The Rachels

“I forgot I used to look so good. So young. You don’t feel yourself aging, you know? Degrading, as the years gradually go by. It’s only when you look back at the photos, the ones you’ve been allowed to keep, that you see the change. But to be staring it right in the face, literally, like this. Jesus. Really brings it home.” Rachel looked down at her hands, cupped in her lap, comparing them to the hands of the young woman, posed in exactly the same way, sitting next to her. Rachel’s skin looked like leather in comparison. Moisturizing had fallen by the wayside over the last three decades, like her commitment to anything else that served to better mind and body.

“Who are you?” the young woman asked.

“You’re not even trying. Look at me,” said Rachel.

“I am looking at you.”

“No. I mean look at me. Really look at me. Look at the mole under my left eye. Look at the birthmark on my cheek. Look at the tiny bald spot in my eyebrow, the scar from where I walked headfirst into-”

“The kitchen chair when I was small.”

“The kitchen chair when you were small,” said Rachel.

“Jesus,” said the young woman. The young Rachel.

“Risen from the dead,” said Rachel. “Well not exactly. Not yet anyway. I think. The how I’m here isn’t important. Only the why.”

Young Rachel said nothing, just listened. Old – but not that old for fuck’s sake – Rachel had forgotten how much quieter she was back then, how little she said. It made people, certain people, think they could walk all over her. And by God did they do their best, in their handmade Italian leather shoes.

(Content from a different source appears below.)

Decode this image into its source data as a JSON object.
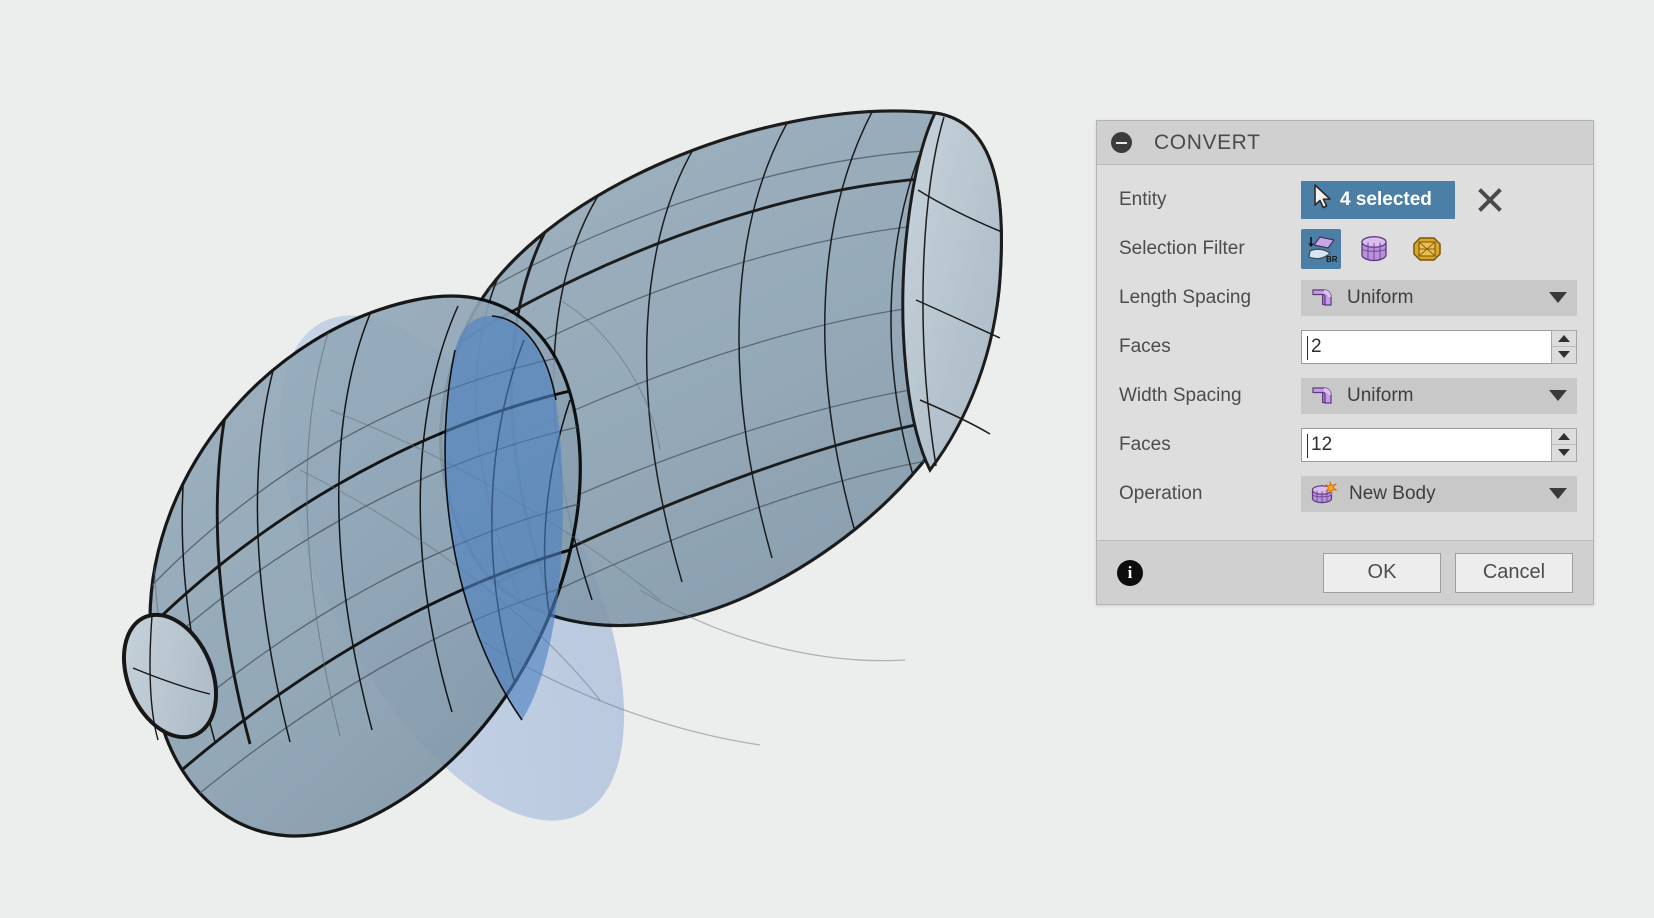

“Life is good?” Rachel asked.

Young Rachel frowned, a quizzical smile forming. “I’ve no complaints.”

“No. You don’t. The truth is, Rachel. This is as good as it is ever going to get. Might not seem like it now, sitting at a bus stop about to go interview for a job you’re pretty sure you haven’t a hope in hell of getting. But today will be the day I, you, always look back on as the last one on which you were truly happy.”

“But I haven’t even done anything with my life yet.”

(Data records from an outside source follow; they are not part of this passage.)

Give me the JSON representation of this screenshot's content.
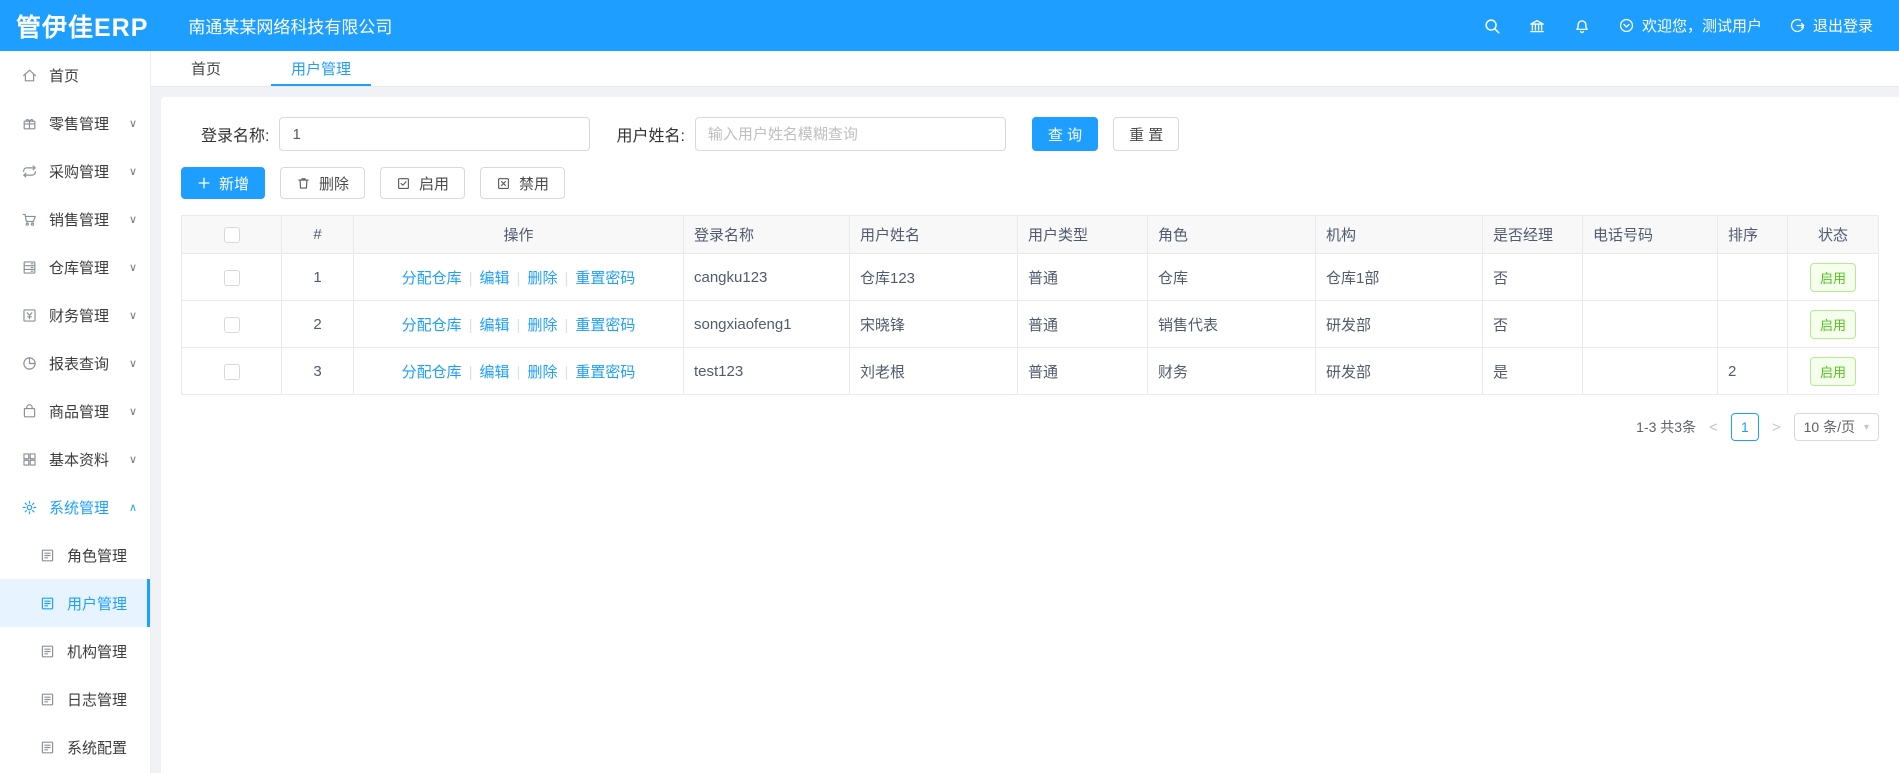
{
  "colors": {
    "topbar": "#1E9FFF",
    "accent": "#1E9FFF",
    "link": "#1E9FFF",
    "active_menu_bg": "#e7f4ff",
    "status_enabled_text": "#52c41a",
    "status_enabled_bg": "#f6ffed",
    "status_enabled_border": "#b7eb8f"
  },
  "header": {
    "logo": "管伊佳ERP",
    "company": "南通某某网络科技有限公司",
    "welcome": "欢迎您，测试用户",
    "logout": "退出登录",
    "icons": [
      "search-icon",
      "bank-icon",
      "bell-icon",
      "user-circle-icon",
      "logout-icon"
    ]
  },
  "sidebar": {
    "items": [
      {
        "key": "home",
        "label": "首页",
        "icon": "home-icon"
      },
      {
        "key": "retail",
        "label": "零售管理",
        "icon": "gift-icon",
        "chevron": "down"
      },
      {
        "key": "purchase",
        "label": "采购管理",
        "icon": "sync-icon",
        "chevron": "down"
      },
      {
        "key": "sales",
        "label": "销售管理",
        "icon": "cart-icon",
        "chevron": "down"
      },
      {
        "key": "warehouse",
        "label": "仓库管理",
        "icon": "cabinet-icon",
        "chevron": "down"
      },
      {
        "key": "finance",
        "label": "财务管理",
        "icon": "finance-icon",
        "chevron": "down"
      },
      {
        "key": "report",
        "label": "报表查询",
        "icon": "pie-icon",
        "chevron": "down"
      },
      {
        "key": "goods",
        "label": "商品管理",
        "icon": "bag-icon",
        "chevron": "down"
      },
      {
        "key": "basic-data",
        "label": "基本资料",
        "icon": "grid-icon",
        "chevron": "down"
      },
      {
        "key": "system",
        "label": "系统管理",
        "icon": "gear-icon",
        "chevron": "up",
        "active": true,
        "children": [
          {
            "key": "role",
            "label": "角色管理",
            "icon": "doc-icon"
          },
          {
            "key": "user",
            "label": "用户管理",
            "icon": "doc-icon",
            "active": true
          },
          {
            "key": "org",
            "label": "机构管理",
            "icon": "doc-icon"
          },
          {
            "key": "log",
            "label": "日志管理",
            "icon": "doc-icon"
          },
          {
            "key": "config",
            "label": "系统配置",
            "icon": "doc-icon"
          }
        ]
      }
    ]
  },
  "tabs": [
    {
      "label": "首页",
      "active": false
    },
    {
      "label": "用户管理",
      "active": true
    }
  ],
  "search": {
    "login_label": "登录名称:",
    "login_value": "1",
    "name_label": "用户姓名:",
    "name_placeholder": "输入用户姓名模糊查询",
    "query_label": "查 询",
    "reset_label": "重 置"
  },
  "toolbar": {
    "add_label": "新增",
    "delete_label": "删除",
    "enable_label": "启用",
    "disable_label": "禁用"
  },
  "table": {
    "columns": [
      "",
      "#",
      "操作",
      "登录名称",
      "用户姓名",
      "用户类型",
      "角色",
      "机构",
      "是否经理",
      "电话号码",
      "排序",
      "状态"
    ],
    "row_actions": [
      {
        "key": "assign-warehouse",
        "label": "分配仓库"
      },
      {
        "key": "edit",
        "label": "编辑"
      },
      {
        "key": "delete",
        "label": "删除"
      },
      {
        "key": "reset-password",
        "label": "重置密码"
      }
    ],
    "rows": [
      {
        "index": "1",
        "login_name": "cangku123",
        "user_name": "仓库123",
        "user_type": "普通",
        "role": "仓库",
        "org": "仓库1部",
        "is_manager": "否",
        "phone": "",
        "sort": "",
        "status": "启用"
      },
      {
        "index": "2",
        "login_name": "songxiaofeng1",
        "user_name": "宋晓锋",
        "user_type": "普通",
        "role": "销售代表",
        "org": "研发部",
        "is_manager": "否",
        "phone": "",
        "sort": "",
        "status": "启用"
      },
      {
        "index": "3",
        "login_name": "test123",
        "user_name": "刘老根",
        "user_type": "普通",
        "role": "财务",
        "org": "研发部",
        "is_manager": "是",
        "phone": "",
        "sort": "2",
        "status": "启用"
      }
    ]
  },
  "pagination": {
    "total": "1-3 共3条",
    "prev": "<",
    "current_page": "1",
    "next": ">",
    "page_size": "10 条/页"
  }
}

There was a loud hiss. The release of air brakes. Young Rachel looked around at the bus idling at the traffic lights, about to move in their direction as red turned to green.

“There won’t be a ‘yet’ if you get on that bus. Because if you do, you don’t ever get to do anything with your life. Nothing that you’ve chosen for yourself, in any case.”

They were the only people sitting at the stop, one which only one route served. The driver looked at them both, a little puzzled, as he slowed and then accelerated past when neither of them made a move to get up.

“I can always get the next one,” said Young Rachel.

“If you could go back in time and change one thing, what would it be?” asked Rachel. “If I was you right now – and I used to be – it would be that awful tattoo you got during the summer. Believe me, you don’t get any more used to it, or hate it any less, thirty years from now. But tattoos are the least of your worries, Rachel. And you’re going to have a whole lot of those if you go for this job interview. Because you’re going to get it.”

“I’m going to get this job? I’m going to get the job I’ve been dreaming about landing for weeks now, the job I’ve always wanted…”

“The job you will come to realize you had no business getting.”

“And you’re telling me what?”

“To not get on the bus when the next one comes. Because the person who hires you will do so for all the wrong reasons. Once they lay eyes on you, they will never let you out of their sight, or allow you to make a single decision of your own. Until one day, the only choice you’re left with is to do something unthinkable. Something I didn’t think I’d be able to go through with.”

Young Rachel looked down at her phone like she was only half-paying attention.

“I have no idea whether this is real,” said Rachel. “Have I gone back in time to intervene at a fork in the road of my own life? Did my panic when I stepped off the roof cause me to slip into quantum space and end up here? Or am I just having the nightmare of all nightmares, as I lie in a coma somewhere with a brain bleed to end all brain bleeds?

“I have to think it’s the latter. I mean, Jesus, I would have thought an older version of me, from the future, appearing next to me, would be extraordinary enough to distract me from getting on a bus and going to something as normal as a fucking job interview. I’d be full of questions.”

Young Rachel stood up as another bus approached.

“Don’t get on that bus, Rachel,” said Rachel.

“Maybe I want to find out for myself if what you’re saying is true. And if I’ll have better luck changing things later. Maybe I won’t decide to step off a roof one day.”

“Maybe,” said Rachel. “And maybe you’ll remember how this little chat went. Just in case you end up back here like me. Maybe you’ll have better luck convincing the next version of you to not get on the bus.”

“Yeah,” said Young Rachel, stepping forward and readying her travel app as the bus pulled in. “Maybe.”